Gadis itu memang suka usil, apalagi melihat orang baru di sekitarnya. Terlebih dengan guru itu. Ekspresinya shock terlihat lucu.
Andra, guru muda tampan penuh pesona. Sorot mata tajam tapi mampu menghipnotis para wanita. Tingkah angkuh dan dinginnya bahkan tak mempengaruhi kesempurnaannya itu. Bahkan tiap wanita ingin melakukan apapun demi mendapatkan perhatiannya. Termasuk Ardina walaupun dia baru pertama kali melihatnya. Seperti jatuh cinta pada pandangan pertama.
Usai sorak riuh para siswa, akhirnya pelajaran dimulai dengan tenang. Walaupun Fisika, pelajaran yang paling dibenci oleh beberapa murid, tapi kali ini berbeda. Mungkin karena Pak Andra-lah yang mengajarnya hingga dua jam pelajaran rasanya berlalu dengan cepat.

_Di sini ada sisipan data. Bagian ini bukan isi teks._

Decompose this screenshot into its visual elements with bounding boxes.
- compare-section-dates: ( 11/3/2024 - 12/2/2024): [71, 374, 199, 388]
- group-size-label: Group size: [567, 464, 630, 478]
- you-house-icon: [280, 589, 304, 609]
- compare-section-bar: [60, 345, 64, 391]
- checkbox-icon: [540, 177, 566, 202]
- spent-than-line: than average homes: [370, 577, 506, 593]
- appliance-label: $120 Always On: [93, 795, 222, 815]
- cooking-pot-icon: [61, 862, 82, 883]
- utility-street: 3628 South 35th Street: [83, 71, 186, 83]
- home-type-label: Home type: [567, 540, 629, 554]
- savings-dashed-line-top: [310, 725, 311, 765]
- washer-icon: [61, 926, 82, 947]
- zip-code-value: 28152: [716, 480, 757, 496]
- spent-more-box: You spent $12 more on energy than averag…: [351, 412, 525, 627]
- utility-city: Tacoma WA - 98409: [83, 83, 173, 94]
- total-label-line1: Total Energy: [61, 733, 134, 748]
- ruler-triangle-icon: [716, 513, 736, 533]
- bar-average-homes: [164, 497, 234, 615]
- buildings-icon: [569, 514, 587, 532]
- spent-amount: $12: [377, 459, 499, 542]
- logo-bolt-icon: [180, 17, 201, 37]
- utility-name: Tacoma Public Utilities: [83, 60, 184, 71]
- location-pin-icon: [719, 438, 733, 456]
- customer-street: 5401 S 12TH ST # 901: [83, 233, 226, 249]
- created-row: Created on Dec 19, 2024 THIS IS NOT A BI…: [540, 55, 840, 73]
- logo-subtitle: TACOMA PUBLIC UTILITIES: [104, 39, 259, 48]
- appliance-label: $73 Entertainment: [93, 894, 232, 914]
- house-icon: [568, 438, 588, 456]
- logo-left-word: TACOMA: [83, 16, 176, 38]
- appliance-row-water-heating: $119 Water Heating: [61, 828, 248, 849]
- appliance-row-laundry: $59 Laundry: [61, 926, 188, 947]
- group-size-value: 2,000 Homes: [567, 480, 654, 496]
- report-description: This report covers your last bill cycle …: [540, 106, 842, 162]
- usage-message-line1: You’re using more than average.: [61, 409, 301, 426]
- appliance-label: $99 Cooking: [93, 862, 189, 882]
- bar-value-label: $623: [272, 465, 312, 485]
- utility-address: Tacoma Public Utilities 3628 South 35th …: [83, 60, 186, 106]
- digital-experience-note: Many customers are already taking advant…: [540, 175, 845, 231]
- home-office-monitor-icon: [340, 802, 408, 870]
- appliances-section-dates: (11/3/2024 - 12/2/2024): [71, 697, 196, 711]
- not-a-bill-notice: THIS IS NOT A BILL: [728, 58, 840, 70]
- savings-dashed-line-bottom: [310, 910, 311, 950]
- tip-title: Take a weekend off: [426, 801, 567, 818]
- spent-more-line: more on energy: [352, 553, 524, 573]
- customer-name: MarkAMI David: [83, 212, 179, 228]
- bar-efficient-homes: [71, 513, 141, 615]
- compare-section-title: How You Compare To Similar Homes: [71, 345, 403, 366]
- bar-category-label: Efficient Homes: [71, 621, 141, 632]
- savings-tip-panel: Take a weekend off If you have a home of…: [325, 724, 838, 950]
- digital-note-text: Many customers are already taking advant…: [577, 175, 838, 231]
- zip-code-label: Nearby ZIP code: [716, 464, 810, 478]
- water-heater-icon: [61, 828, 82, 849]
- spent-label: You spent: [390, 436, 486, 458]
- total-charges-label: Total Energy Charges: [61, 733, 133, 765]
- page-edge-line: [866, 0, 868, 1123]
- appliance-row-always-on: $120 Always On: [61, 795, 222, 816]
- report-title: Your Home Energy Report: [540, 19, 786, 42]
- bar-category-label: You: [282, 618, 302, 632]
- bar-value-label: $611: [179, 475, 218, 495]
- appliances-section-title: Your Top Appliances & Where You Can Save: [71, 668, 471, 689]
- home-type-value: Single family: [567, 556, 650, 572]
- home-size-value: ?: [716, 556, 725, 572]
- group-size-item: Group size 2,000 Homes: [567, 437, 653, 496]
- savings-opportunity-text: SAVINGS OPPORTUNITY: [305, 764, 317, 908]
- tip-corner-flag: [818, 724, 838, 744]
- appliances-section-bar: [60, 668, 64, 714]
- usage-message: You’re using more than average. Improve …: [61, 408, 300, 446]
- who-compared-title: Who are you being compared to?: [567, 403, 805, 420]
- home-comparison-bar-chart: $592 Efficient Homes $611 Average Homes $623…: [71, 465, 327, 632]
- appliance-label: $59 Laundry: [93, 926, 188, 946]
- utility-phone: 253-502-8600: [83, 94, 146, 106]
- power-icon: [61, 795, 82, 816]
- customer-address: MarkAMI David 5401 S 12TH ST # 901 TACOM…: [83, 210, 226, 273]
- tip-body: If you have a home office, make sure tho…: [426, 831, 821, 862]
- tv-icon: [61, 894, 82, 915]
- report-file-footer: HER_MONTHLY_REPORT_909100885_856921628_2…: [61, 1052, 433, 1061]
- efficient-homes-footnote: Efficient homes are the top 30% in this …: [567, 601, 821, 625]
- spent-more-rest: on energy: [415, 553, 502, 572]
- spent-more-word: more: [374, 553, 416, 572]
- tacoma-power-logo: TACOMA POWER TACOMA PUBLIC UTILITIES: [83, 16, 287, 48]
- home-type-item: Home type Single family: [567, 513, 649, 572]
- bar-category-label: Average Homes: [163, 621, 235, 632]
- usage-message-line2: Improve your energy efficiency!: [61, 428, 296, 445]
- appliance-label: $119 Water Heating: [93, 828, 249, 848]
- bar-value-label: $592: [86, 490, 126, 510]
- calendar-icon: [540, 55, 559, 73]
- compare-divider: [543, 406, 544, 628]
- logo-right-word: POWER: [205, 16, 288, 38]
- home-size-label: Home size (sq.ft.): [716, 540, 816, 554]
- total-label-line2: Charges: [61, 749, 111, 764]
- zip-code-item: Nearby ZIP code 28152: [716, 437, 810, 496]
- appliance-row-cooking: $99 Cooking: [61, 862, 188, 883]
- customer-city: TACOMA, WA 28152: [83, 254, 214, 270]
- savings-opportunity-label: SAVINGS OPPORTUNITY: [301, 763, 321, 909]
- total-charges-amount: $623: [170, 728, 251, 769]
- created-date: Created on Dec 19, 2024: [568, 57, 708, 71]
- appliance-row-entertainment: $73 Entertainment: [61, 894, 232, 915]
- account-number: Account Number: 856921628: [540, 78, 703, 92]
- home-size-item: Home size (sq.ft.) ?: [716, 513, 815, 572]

"Baik anak-anak Bapak cukupkan sampai disini. Tapi sebelumnya, apa ada yang ingin bertanya?"
Hening. Mungkin karena ini pelajaran Fisika, banyak yang gak ngerti tentang rumus-rumus dan asal manggut-manggut saja saat dijelaskan.
"Baik jika tak ad---,"
"Pak!" Ardina kembali tunjuk jari.
"Iya, kamu?"
"Ehem-ehem. Pak, tau gak bedanya bapak sama rumus fisika?" tanya Ardina, gak nyambung sama sekali.
"Apa bedanya?"
"Kalau rumus fisika susah dihafalin
kalau bapak susah dilupain," ucap Ardina sambil terkekeh.
Lagi-lagi semuanya bersorak-sorai, riuh memenuhi ruang kelas.
"Aseeeek. Bisa aja lu Dindin!"
"Astagaaa, Dindiin, benar-benar buaya lu!'
"Aseeeekk, pepet terooosss!"
"Cuiiitt cuiiitt."
"Ciieeeeeehh."
Andra mengulum senyum, baru kali ini dia dikerjai habis-habisan oleh seorang siswi. Tapi itu membuat hari pertamanya mengajar tidak membosankan.
***
Jam pulang sekolah berbunyi. Mereka berhamburan ke luar kelas, begitupun dengan Ardina, ia mulai menyampirkan tas ke pundaknya. Saat berjalan bersama teman-teman yang lain, tiba-tiba ia berpapasan dengan Andra yang baru selesai mengajar di kelas lain.
"Pak, pak, tunggu, Pak!" cegah Ardina.
Andra menghentikan langkah. "Ya, ada apa, Dina?"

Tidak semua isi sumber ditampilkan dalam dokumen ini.